One would think that the healthcare system would learn from the initial onslaught of this virus and be more prepared (i.e. resource allocation) for the next massive surge; from my point of view, this does not seem to be the case.
Also, for some reason, despite some nurses experiencing the immense death and tragedy head on, they are protesting and quitting/being fired instead of getting vaccinated against the very virus they are trying to fight. Some nurses even compare this mandate to the rights being taken away from those who were Jewish in Nazi Germany...ummm excuse me, that’s a little extreme, don’t you think?
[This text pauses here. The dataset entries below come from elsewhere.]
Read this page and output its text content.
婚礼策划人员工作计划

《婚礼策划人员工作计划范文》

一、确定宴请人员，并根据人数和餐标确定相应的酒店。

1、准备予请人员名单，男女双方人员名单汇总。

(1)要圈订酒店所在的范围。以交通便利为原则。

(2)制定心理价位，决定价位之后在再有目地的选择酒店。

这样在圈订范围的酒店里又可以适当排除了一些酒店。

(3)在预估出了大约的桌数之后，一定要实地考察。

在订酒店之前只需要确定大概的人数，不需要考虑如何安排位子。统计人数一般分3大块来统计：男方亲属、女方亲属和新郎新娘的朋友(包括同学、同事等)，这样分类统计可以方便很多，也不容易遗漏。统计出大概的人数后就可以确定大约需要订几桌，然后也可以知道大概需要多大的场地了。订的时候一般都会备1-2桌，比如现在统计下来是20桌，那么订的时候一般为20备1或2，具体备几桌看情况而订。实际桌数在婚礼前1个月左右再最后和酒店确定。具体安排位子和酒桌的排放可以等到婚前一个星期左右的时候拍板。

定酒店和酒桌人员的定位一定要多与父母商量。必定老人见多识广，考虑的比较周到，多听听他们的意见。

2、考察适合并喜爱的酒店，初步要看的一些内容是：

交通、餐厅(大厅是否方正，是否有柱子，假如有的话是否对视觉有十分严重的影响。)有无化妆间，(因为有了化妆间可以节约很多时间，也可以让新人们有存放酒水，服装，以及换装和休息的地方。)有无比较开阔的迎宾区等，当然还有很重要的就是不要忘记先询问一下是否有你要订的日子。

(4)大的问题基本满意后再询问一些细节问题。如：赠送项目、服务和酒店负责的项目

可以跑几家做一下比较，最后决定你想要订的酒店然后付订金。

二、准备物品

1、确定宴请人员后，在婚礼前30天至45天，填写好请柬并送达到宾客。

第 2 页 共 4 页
This is the complete truth and not my perspective: those who are vaccinated are less likely to get COVID; if they do get COVID they are less likely to experience a fatal outcome. Those who are unvaccinated have a high chance of experiencing adverse health outcomes and will most likely die. Almost all of the patients I am caring for now, who have contracted COVID and who are unvaccinated, end up being ventilated and a good majority of them die in the ICU.
Burnout
Nurses are leaving bedside nursing in droves; and I do not blame them. At this point in time, this job honestly sucks. I have gone from enjoying my job, saving lives, and working to make lasting positive impacts on the lives of my patients to having constant anxiety attacks, counting down the minutes until I clock out, and praying that all of my patients make it to the end of my shift alive.
The amount of death we see and stress we undergo is immense.
If medical professionals did not have mental health issues before 2020, they certainly do now. This, along with the amount of stress, unsafe working environments, constant 16-hour shift mandates, and little pay is what is leading nurses to jump ship across the board.

The staffing department constantly calls nurses at home, who are on their day off, asking if they can come in to pick up a 4-hour shift. 4 hours, that’s nothing, why not go in? The issue now lies with the fact that the staffing department is mandating those who volunteer to come in and help out on the floor for 4 hours, to work an additional 4-8 hours. So you’re going to punish someone who volunteered to help when they did not have to? It is no wonder why we are all ignoring phone calls when we see the staffing department show up on our Caller ID.
Family
Another reason nurses are leaving is because they are missing out on a sense of normalcy outside of the hospital and the important people in their lives. The constant mandates make it so nurses are at the hospital more hours a week than they are with their families. When they are not at the hospital, they are sleeping constantly.
I applaud those who are able to have a social life all while working 45+ hours a week; I want to know the secret.
Nurses are missing out on: birthdays, holidays, anniversaries, funerals, and the normalcy of having a social life and being with humans other than coworkers or patients.
The hospital is a scary place, as it has been for a while now. Everyone, from PCTs and Phlebotomists to Respiratory Therapists and Medical Providers, is doing their best but we are all functioning on fumes at this point. Despite having faced COVID head on in 2020, hospitals are not equipped to handle such a situation again; the situation is getting worse despite what most might hear on the news. If the New England region has States with some of the highest vaccination rates and I am experiencing COVID the way I am currently, I cannot imagine what the life of a medical professional is down in the southern states. What is it going to take for people to realize that COVID is not going anywhere without compliance, a death of a close friend? I’ll tell you right now, that even the death of a spouse or a family member will not change the minds of those so politically motivated or brainwashed; it happens too often. Being in healthcare is mentally/physically/emotionally exhausting to say the least, which is why I can say Nursing is My Cardio.